Rutinitas harian Fania dimulai jauh sebelum matahari terbit. Ia bangun pagi-pagi buta untuk menyiapkan sarapan sederhana untuk kakek dan neneknya. Setelah itu, ia mencuci piring dan pakaian kotor mereka, baru kemudian bersiap-siap berangkat ke sekolah. Sepulang sekolah, tak ada waktu untuk bermain dengan teman-teman sebayanya. Fania langsung bergegas pulang, seringkali menyempatkan diri mencari sayuran di kebun untuk dijadikan bahan masakan.

Di rumah, Fania dengan sabar menyuapi kakek dan neneknya dengan nasi dan sayur seadanya. Keterbatasan ekonomi membuat mereka jarang sekali bisa menikmati lauk-pauk. Meski demikian, Fania tak pernah mengeluh. Ia memiliki cita-cita mulia untuk menjadi seorang guru, agar kelak bisa mengobati kakek dan neneknya agar kembali sehat.
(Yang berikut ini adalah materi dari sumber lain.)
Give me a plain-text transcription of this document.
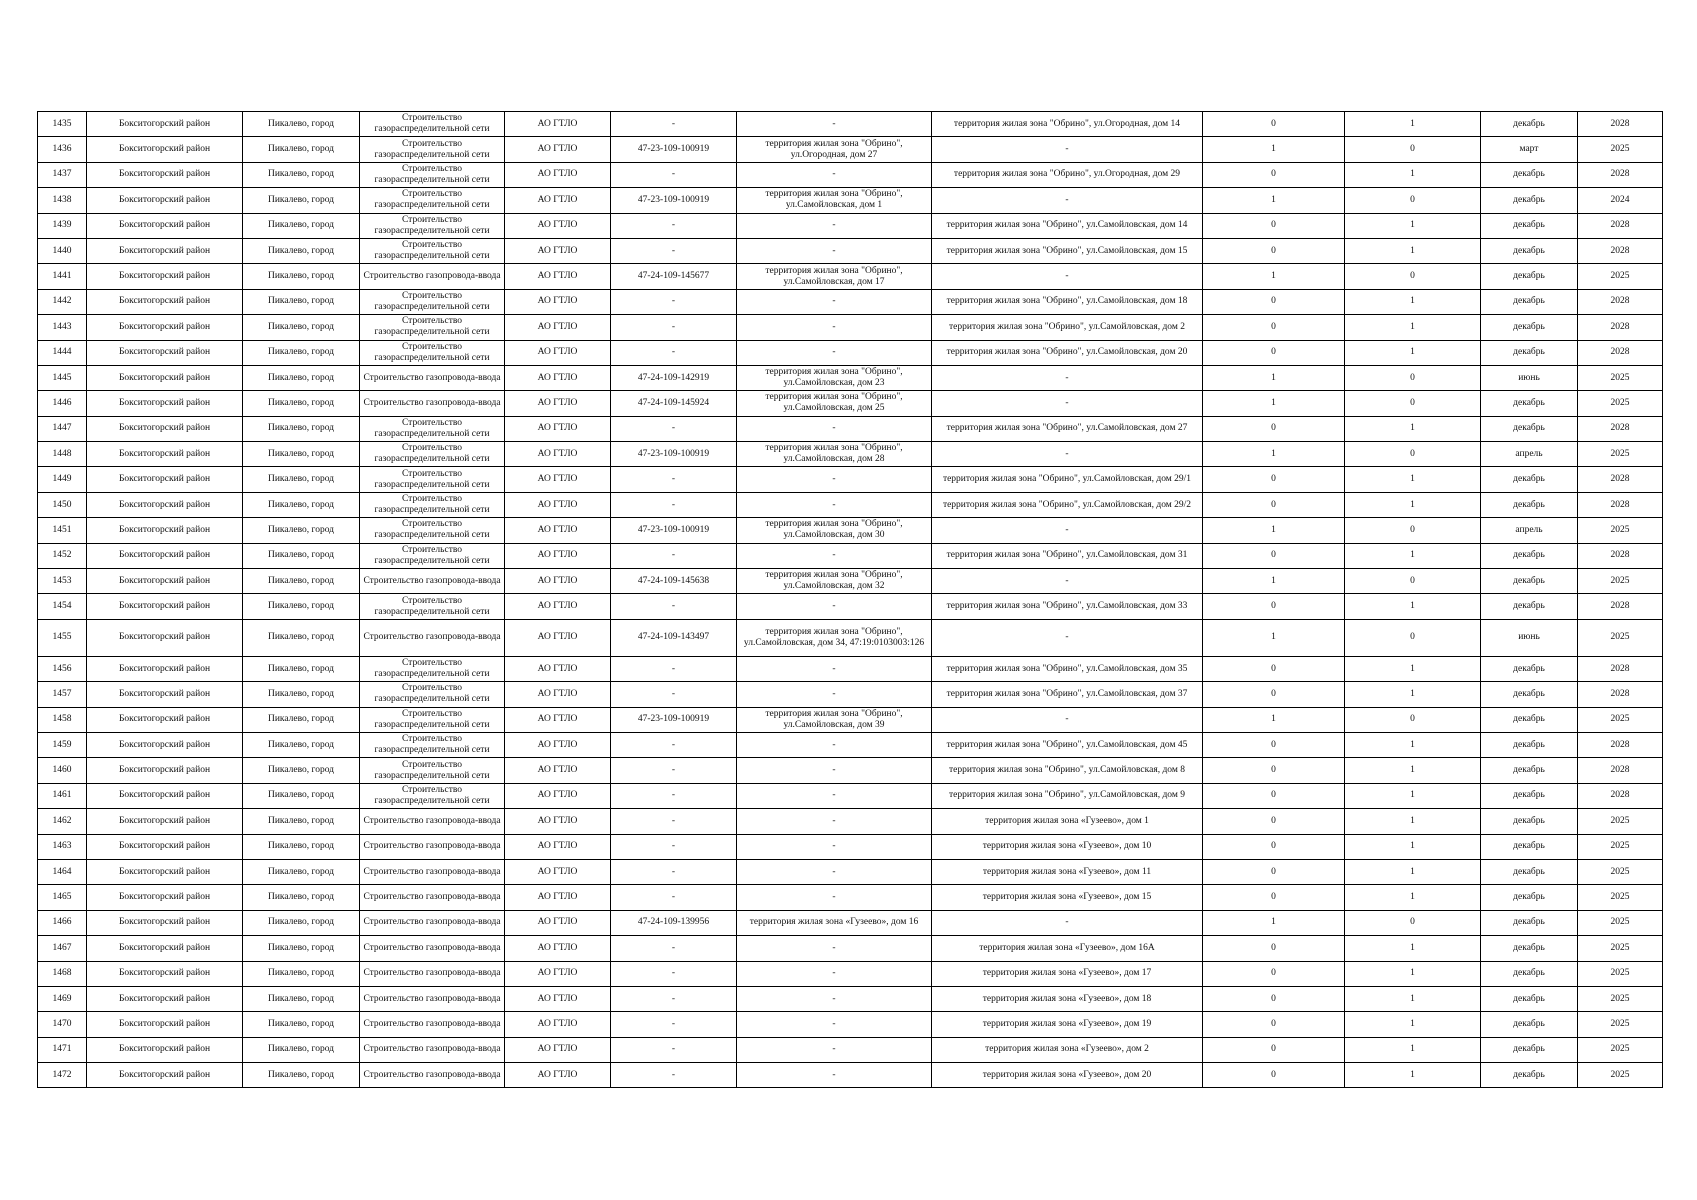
1435	Бокситогорский район	Пикалево, город	Строительство газораспределительной сети	АО ГТЛО	-	-	территория жилая зона "Обрино", ул.Огородная, дом 14	0	1	декабрь	2028
1436	Бокситогорский район	Пикалево, город	Строительство газораспределительной сети	АО ГТЛО	47-23-109-100919	территория жилая зона "Обрино", ул.Огородная, дом 27	-	1	0	март	2025
1437	Бокситогорский район	Пикалево, город	Строительство газораспределительной сети	АО ГТЛО	-	-	территория жилая зона "Обрино", ул.Огородная, дом 29	0	1	декабрь	2028
1438	Бокситогорский район	Пикалево, город	Строительство газораспределительной сети	АО ГТЛО	47-23-109-100919	территория жилая зона "Обрино", ул.Самойловская, дом 1	-	1	0	декабрь	2024
1439	Бокситогорский район	Пикалево, город	Строительство газораспределительной сети	АО ГТЛО	-	-	территория жилая зона "Обрино", ул.Самойловская, дом 14	0	1	декабрь	2028
1440	Бокситогорский район	Пикалево, город	Строительство газораспределительной сети	АО ГТЛО	-	-	территория жилая зона "Обрино", ул.Самойловская, дом 15	0	1	декабрь	2028
1441	Бокситогорский район	Пикалево, город	Строительство газопровода-ввода	АО ГТЛО	47-24-109-145677	территория жилая зона "Обрино", ул.Самойловская, дом 17	-	1	0	декабрь	2025
1442	Бокситогорский район	Пикалево, город	Строительство газораспределительной сети	АО ГТЛО	-	-	территория жилая зона "Обрино", ул.Самойловская, дом 18	0	1	декабрь	2028
1443	Бокситогорский район	Пикалево, город	Строительство газораспределительной сети	АО ГТЛО	-	-	территория жилая зона "Обрино", ул.Самойловская, дом 2	0	1	декабрь	2028
1444	Бокситогорский район	Пикалево, город	Строительство газораспределительной сети	АО ГТЛО	-	-	территория жилая зона "Обрино", ул.Самойловская, дом 20	0	1	декабрь	2028
1445	Бокситогорский район	Пикалево, город	Строительство газопровода-ввода	АО ГТЛО	47-24-109-142919	территория жилая зона "Обрино", ул.Самойловская, дом 23	-	1	0	июнь	2025
1446	Бокситогорский район	Пикалево, город	Строительство газопровода-ввода	АО ГТЛО	47-24-109-145924	территория жилая зона "Обрино", ул.Самойловская, дом 25	-	1	0	декабрь	2025
1447	Бокситогорский район	Пикалево, город	Строительство газораспределительной сети	АО ГТЛО	-	-	территория жилая зона "Обрино", ул.Самойловская, дом 27	0	1	декабрь	2028
1448	Бокситогорский район	Пикалево, город	Строительство газораспределительной сети	АО ГТЛО	47-23-109-100919	территория жилая зона "Обрино", ул.Самойловская, дом 28	-	1	0	апрель	2025
1449	Бокситогорский район	Пикалево, город	Строительство газораспределительной сети	АО ГТЛО	-	-	территория жилая зона "Обрино", ул.Самойловская, дом 29/1	0	1	декабрь	2028
1450	Бокситогорский район	Пикалево, город	Строительство газораспределительной сети	АО ГТЛО	-	-	территория жилая зона "Обрино", ул.Самойловская, дом 29/2	0	1	декабрь	2028
1451	Бокситогорский район	Пикалево, город	Строительство газораспределительной сети	АО ГТЛО	47-23-109-100919	территория жилая зона "Обрино", ул.Самойловская, дом 30	-	1	0	апрель	2025
1452	Бокситогорский район	Пикалево, город	Строительство газораспределительной сети	АО ГТЛО	-	-	территория жилая зона "Обрино", ул.Самойловская, дом 31	0	1	декабрь	2028
1453	Бокситогорский район	Пикалево, город	Строительство газопровода-ввода	АО ГТЛО	47-24-109-145638	территория жилая зона "Обрино", ул.Самойловская, дом 32	-	1	0	декабрь	2025
1454	Бокситогорский район	Пикалево, город	Строительство газораспределительной сети	АО ГТЛО	-	-	территория жилая зона "Обрино", ул.Самойловская, дом 33	0	1	декабрь	2028
1455	Бокситогорский район	Пикалево, город	Строительство газопровода-ввода	АО ГТЛО	47-24-109-143497	территория жилая зона "Обрино", ул.Самойловская, дом 34, 47:19:0103003:126	-	1	0	июнь	2025
1456	Бокситогорский район	Пикалево, город	Строительство газораспределительной сети	АО ГТЛО	-	-	территория жилая зона "Обрино", ул.Самойловская, дом 35	0	1	декабрь	2028
1457	Бокситогорский район	Пикалево, город	Строительство газораспределительной сети	АО ГТЛО	-	-	территория жилая зона "Обрино", ул.Самойловская, дом 37	0	1	декабрь	2028
1458	Бокситогорский район	Пикалево, город	Строительство газораспределительной сети	АО ГТЛО	47-23-109-100919	территория жилая зона "Обрино", ул.Самойловская, дом 39	-	1	0	декабрь	2025
1459	Бокситогорский район	Пикалево, город	Строительство газораспределительной сети	АО ГТЛО	-	-	территория жилая зона "Обрино", ул.Самойловская, дом 45	0	1	декабрь	2028
1460	Бокситогорский район	Пикалево, город	Строительство газораспределительной сети	АО ГТЛО	-	-	территория жилая зона "Обрино", ул.Самойловская, дом 8	0	1	декабрь	2028
1461	Бокситогорский район	Пикалево, город	Строительство газораспределительной сети	АО ГТЛО	-	-	территория жилая зона "Обрино", ул.Самойловская, дом 9	0	1	декабрь	2028
1462	Бокситогорский район	Пикалево, город	Строительство газопровода-ввода	АО ГТЛО	-	-	территория жилая зона «Гузеево», дом 1	0	1	декабрь	2025
1463	Бокситогорский район	Пикалево, город	Строительство газопровода-ввода	АО ГТЛО	-	-	территория жилая зона «Гузеево», дом 10	0	1	декабрь	2025
1464	Бокситогорский район	Пикалево, город	Строительство газопровода-ввода	АО ГТЛО	-	-	территория жилая зона «Гузеево», дом 11	0	1	декабрь	2025
1465	Бокситогорский район	Пикалево, город	Строительство газопровода-ввода	АО ГТЛО	-	-	территория жилая зона «Гузеево», дом 15	0	1	декабрь	2025
1466	Бокситогорский район	Пикалево, город	Строительство газопровода-ввода	АО ГТЛО	47-24-109-139956	территория жилая зона «Гузеево», дом 16	-	1	0	декабрь	2025
1467	Бокситогорский район	Пикалево, город	Строительство газопровода-ввода	АО ГТЛО	-	-	территория жилая зона «Гузеево», дом 16А	0	1	декабрь	2025
1468	Бокситогорский район	Пикалево, город	Строительство газопровода-ввода	АО ГТЛО	-	-	территория жилая зона «Гузеево», дом 17	0	1	декабрь	2025
1469	Бокситогорский район	Пикалево, город	Строительство газопровода-ввода	АО ГТЛО	-	-	территория жилая зона «Гузеево», дом 18	0	1	декабрь	2025
1470	Бокситогорский район	Пикалево, город	Строительство газопровода-ввода	АО ГТЛО	-	-	территория жилая зона «Гузеево», дом 19	0	1	декабрь	2025
1471	Бокситогорский район	Пикалево, город	Строительство газопровода-ввода	АО ГТЛО	-	-	территория жилая зона «Гузеево», дом 2	0	1	декабрь	2025
1472	Бокситогорский район	Пикалево, город	Строительство газопровода-ввода	АО ГТЛО	-	-	территория жилая зона «Гузеево», дом 20	0	1	декабрь	2025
Nenek Fania, Teresia Pia, memiliki lima orang anak yang sudah berkeluarga dan tinggal terpisah. Meski sesekali menjenguk, bantuan yang mereka berikan seringkali tidak mencukupi untuk memenuhi kebutuhan sehari-hari. Kondisi ekonomi yang serba pas-pasan membuat mereka kesulitan untuk memberikan bantuan yang berarti.

Bantuan dari tetangga pun datangnya tidak seberapa. Untuk pengobatan, Teresia dan Petrus hanya bisa berharap pada uluran tangan dari pemerintah setempat. Rumah reyot berdinding bambu yang mereka tempati semakin menambah beban hidup keluarga kecil ini. Kisah pilu Fania akhirnya sampai ke telinga dua anggota Polres Manggarai Timur, Bripka Hery Tena dari Dokkes dan Briptu Lalu Sukiman, Kapospol Elar. Tergerak hatinya, mereka langsung mengunjungi Fania di Kampung Weong dan memberikan bantuan.

Tak hanya itu, kedua polisi tersebut juga mengunjungi Mama Anastasia Lija, seorang warga Kampung Lando yang menderita sakit gondok. Kunjungan ini merupakan wujud kepedulian Polres Manggarai Timur dan Polri terhadap masyarakat kecil yang membutuhkan bantuan. Kedua polisi tersebut berjanji untuk terus mengupayakan bantuan bagi masyarakat kecil di wilayah mereka, dengan menggandeng aparat desa dan BPD Rana Gapang. Kisah Fania adalah contoh nyata ketangguhan seorang anak di tengah keterbatasan. Dengan hati yang besar, ia menjalani hari-harinya demi merawat kakek dan neneknya yang tercinta, sambil terus berjuang untuk meraih cita-citanya menjadi seorang guru.